Oleh: Dede Farhan Aulawi
Sebagaimana sebuah negara yang berdaulat, selalu ada tarik menarik kepentingan strategis nasional dalam menentukan sikap dalam menghadapi suatu persoalan. Persoalan sendiri sebenarnya merupakan sebuah realitas kehidupan, dimana ia akan selalu ada selama manusia itu hidup. Benturan kepentingan satu dengan yang lain seringkali menimbulkan persoalan yang pada akhirnya bermuara pada pilihan sikap dan tindakan yang akan dan harus diambil.
Termasuk permasalahan memanasnya situasi di wilayah kepulauan Natuna akhir – akhir ini akibat ulah masuknya kapal-kapal nelayan asal China yang dikawal kapal coast guard-nya yang dinilai masuk ke perairan Natuna secara ilegal.

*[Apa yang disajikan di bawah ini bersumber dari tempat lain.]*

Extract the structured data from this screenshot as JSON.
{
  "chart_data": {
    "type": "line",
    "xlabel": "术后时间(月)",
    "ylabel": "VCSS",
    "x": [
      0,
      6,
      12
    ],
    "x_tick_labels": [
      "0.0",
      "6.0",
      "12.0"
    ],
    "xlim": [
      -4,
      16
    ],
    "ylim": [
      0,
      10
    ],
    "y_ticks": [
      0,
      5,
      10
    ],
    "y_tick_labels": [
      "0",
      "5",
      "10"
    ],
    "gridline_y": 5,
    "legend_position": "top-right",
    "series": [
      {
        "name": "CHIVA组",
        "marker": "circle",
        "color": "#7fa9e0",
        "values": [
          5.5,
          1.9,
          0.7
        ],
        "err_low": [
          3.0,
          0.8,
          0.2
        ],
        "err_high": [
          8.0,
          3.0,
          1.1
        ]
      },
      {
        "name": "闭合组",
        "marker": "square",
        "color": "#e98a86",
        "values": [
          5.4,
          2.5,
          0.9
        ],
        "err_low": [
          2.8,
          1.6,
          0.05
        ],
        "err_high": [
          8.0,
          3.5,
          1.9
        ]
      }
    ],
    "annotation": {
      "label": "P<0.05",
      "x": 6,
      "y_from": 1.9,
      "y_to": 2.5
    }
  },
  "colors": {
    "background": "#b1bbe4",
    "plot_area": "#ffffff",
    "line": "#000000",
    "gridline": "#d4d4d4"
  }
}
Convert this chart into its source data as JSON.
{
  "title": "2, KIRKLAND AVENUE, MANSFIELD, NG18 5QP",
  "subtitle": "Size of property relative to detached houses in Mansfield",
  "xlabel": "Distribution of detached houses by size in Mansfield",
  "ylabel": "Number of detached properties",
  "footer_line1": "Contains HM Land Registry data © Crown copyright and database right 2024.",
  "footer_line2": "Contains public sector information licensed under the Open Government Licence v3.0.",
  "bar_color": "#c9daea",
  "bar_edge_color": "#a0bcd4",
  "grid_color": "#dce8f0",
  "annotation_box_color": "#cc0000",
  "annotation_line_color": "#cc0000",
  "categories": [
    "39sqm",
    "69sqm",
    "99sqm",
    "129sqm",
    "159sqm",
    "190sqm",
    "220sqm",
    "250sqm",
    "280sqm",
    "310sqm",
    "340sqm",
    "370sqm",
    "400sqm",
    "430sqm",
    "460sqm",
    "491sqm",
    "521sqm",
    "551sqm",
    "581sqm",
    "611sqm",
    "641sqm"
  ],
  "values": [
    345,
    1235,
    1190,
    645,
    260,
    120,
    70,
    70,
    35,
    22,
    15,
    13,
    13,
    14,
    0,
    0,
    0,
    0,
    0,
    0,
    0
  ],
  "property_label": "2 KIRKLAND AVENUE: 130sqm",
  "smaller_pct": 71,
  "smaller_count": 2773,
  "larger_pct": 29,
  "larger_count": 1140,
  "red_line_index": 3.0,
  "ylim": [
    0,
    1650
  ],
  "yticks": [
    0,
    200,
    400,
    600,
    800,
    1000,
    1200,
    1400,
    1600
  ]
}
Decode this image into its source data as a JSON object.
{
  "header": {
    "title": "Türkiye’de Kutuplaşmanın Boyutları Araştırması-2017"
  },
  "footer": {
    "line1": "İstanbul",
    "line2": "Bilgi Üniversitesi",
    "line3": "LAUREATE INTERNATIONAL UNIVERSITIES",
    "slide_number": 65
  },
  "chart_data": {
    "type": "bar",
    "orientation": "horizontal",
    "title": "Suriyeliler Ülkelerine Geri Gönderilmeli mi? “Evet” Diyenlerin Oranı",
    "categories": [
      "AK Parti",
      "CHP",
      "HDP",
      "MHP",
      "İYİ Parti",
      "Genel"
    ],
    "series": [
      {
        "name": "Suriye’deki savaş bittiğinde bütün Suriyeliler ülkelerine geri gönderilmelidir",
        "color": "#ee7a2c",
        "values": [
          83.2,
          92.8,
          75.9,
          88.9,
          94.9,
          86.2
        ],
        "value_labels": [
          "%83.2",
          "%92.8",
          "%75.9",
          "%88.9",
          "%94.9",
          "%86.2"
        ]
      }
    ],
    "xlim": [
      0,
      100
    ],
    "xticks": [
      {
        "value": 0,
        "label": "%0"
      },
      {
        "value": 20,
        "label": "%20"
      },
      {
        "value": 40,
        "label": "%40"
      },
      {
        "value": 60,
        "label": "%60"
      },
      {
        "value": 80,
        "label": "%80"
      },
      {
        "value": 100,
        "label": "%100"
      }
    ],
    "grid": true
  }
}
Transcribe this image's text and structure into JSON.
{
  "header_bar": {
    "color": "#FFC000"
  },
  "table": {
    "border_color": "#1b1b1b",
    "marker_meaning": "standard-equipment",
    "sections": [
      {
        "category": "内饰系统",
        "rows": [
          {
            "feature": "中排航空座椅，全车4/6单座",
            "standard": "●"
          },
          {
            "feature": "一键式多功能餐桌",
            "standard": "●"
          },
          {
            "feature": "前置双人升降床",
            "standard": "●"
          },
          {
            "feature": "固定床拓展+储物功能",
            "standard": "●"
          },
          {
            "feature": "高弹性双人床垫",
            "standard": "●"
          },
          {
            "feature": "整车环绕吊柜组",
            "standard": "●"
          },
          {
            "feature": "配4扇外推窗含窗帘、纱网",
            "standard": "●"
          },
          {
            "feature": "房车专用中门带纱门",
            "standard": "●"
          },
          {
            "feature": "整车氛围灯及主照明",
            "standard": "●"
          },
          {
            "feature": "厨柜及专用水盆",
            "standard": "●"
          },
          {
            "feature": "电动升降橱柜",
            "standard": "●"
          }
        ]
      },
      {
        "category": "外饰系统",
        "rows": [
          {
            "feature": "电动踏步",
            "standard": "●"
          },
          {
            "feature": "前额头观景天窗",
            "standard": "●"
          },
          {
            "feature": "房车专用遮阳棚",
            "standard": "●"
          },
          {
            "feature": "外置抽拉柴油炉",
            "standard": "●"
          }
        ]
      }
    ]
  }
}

Apakah sikap keras selalu dinilai sebagai tindakan yang tegas ? Apakah mengembangkan pendekatan diplomasi dinilai sekedar strategi tarik ulur yang bernilai basa basi ? Atau mungkinkah semua dikembalikan pada fungsi pengadilan internasional yang akan memutuskan suatu wilayah milik siapa ? Semua pilihan pasti ada kelebihan dan kekurangannya. Tinggal kita bersikap mau yang mana ?
Penulis sudah membahas soal situasi Laut China Selatan ini sekitar 7 – 8 tahun yang lalu. Persoalan besarnya adalah pengakuan yang tulus atas sebuah teritori. Mau mengakui UNCLOS atau tetap kukuh dengan nine dash line-nya. Atau mungkin hanya karena melihat betapa besarnya sumber daya alam yang tersedia di sana.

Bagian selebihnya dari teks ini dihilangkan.